Central venous pressure (CVP) monitoring can provide important information regarding pressures in the venous circulation which are translated back to the newly transplanted liver, affecting the overall success of transplantation. This data can assist with intraoperative fluid management, optimizing transfusions and intravenous fluid restriction (2, 9).  Studies have shown that maintaining low CVP (<5 cm H20) during liver resections and liver transplantation reduces intraoperative blood loss, decreasing the need for transfusions and the risk of associated complications of fluid overload, such as right-heart failure, anastomotic compromise, and respiratory failure (3,5-9). Maintenance of a low CVP can be accomplished by minimizing  intravenous fluids and blood products. Elevations in CVP should be recognized early and treatment to reduce the CVP should be expeditious. In this case the acutely elevated CVP was immediately recognized so a therapeutic option could be formulated. In various situations, phlebotomy has been increasingly used intraoperatively to decrease CVP and improve hemodynamically unstable states (2,8,9).

Polycythemia, a state of increased red blood cell mass, can be diagnosed when a patient’s hematocrit reach levels of greater than 52% and 48% in men and women, respectively, or hemoglobin level of greater than 18.5 g/dL or 16.5 g/dL in men and women, respectively (8). Polycythemia in this case was due to iatrogenic administration of red blood cells from the rapid return of the volume in the dialysis circuit. Polycythemia can be problematic due to the associated hyperviscosity. Pathophysiologically in states of hyperviscosity, there is a reduction in blood flow often resulting in thrombosis and decreased capillary and organ perfusion, and thus organ congestion and failure. In the unanesthetized patient clinical signs of hyperviscosity include spontaneous mucosal membrane bleeding, visual disturbances, headache, vertigo, seizures, and even coma in severe cases. Under anesthesia most of these signs will not be apparent.

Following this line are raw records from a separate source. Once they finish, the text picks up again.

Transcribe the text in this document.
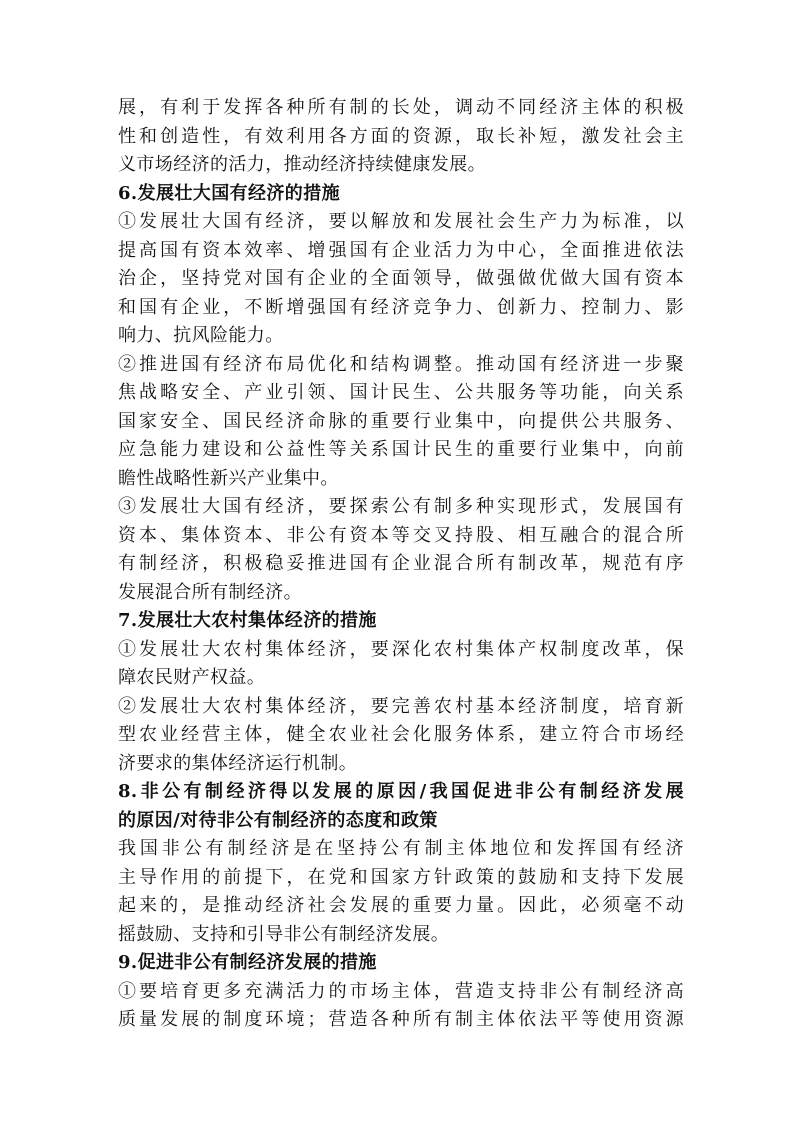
展，有利于发挥各种所有制的长处，调动不同经济主体的积极
性和创造性，有效利用各方面的资源，取长补短，激发社会主
义市场经济的活力，推动经济持续健康发展。
6.发展壮大国有经济的措施
①发展壮大国有经济，要以解放和发展社会生产力为标准，以
提高国有资本效率、增强国有企业活力为中心，全面推进依法
治企，坚持党对国有企业的全面领导，做强做优做大国有资本
和国有企业，不断增强国有经济竞争力、创新力、控制力、影
响力、抗风险能力。
②推进国有经济布局优化和结构调整。推动国有经济进一步聚
焦战略安全、产业引领、国计民生、公共服务等功能，向关系
国家安全、国民经济命脉的重要行业集中，向提供公共服务、
应急能力建设和公益性等关系国计民生的重要行业集中，向前
瞻性战略性新兴产业集中。
③发展壮大国有经济，要探索公有制多种实现形式，发展国有
资本、集体资本、非公有资本等交叉持股、相互融合的混合所
有制经济，积极稳妥推进国有企业混合所有制改革，规范有序
发展混合所有制经济。
7.发展壮大农村集体经济的措施
①发展壮大农村集体经济，要深化农村集体产权制度改革，保
障农民财产权益。
②发展壮大农村集体经济，要完善农村基本经济制度，培育新
型农业经营主体，健全农业社会化服务体系，建立符合市场经
济要求的集体经济运行机制。
8.非公有制经济得以发展的原因/我国促进非公有制经济发展
的原因/对待非公有制经济的态度和政策
我国非公有制经济是在坚持公有制主体地位和发挥国有经济
主导作用的前提下，在党和国家方针政策的鼓励和支持下发展
起来的，是推动经济社会发展的重要力量。因此，必须毫不动
摇鼓励、支持和引导非公有制经济发展。
9.促进非公有制经济发展的措施
①要培育更多充满活力的市场主体，营造支持非公有制经济高
质量发展的制度环境；营造各种所有制主体依法平等使用资源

Polycythemia can have devastating consequences in general and specifically during liver transplantion. By promoting a pro-thromboembolic state, polycythemia and hyperviscosity can result in graft failure, cerebrovascular accidents, myocardial infarctions, renal failure, pulmonary embolism, splanchnic vessel thrombosis, and deep venous thrombosis. A major concern of polycythemia and hyperviscosity during liver transplantation is hepatic artery thrombosis (HAT), resulting in graft loss and increased mortality.The overall incidence of HAT varies from 2% up to 9% and carries a 50% mortality with a 75% incidence of retransplantation (10). To avoid HAT, a normovolemic anemic state is desired during pediatric hepatic transplant with a goal to end the transplant with a hematocrit of 30%. Maintaining a normovolemic anemic state perioperatively not only reduces the incidence of HAT, but also minimizes the need for transfusions (6).

Therapeutic phlebotomy is an important treatment modality used for hypervisosity caused by polycythemia (8). By decreasing blood viscosity within seconds to minutes, phlebotomy is a rapid and effective treatment modality during emergent situations such as described in this case. Phlebotomy has a role in many disease processes and has been in practice for years. Iatrogenic polycythemia due to massive overtransfusion treated with phlebotomy has been described in the literature (3). The use of intraoperative phlebotomy to emergently treat a sudden rise in CVP resulting from iatrogenic polycythemia during a pediatric orthotopic liver transplantation has not been described. Emergent intraoperative phlebotomy may be an effective and immediate treatment option for iatrogenic polycythemia resulting in elevated CVP during liver transplantation.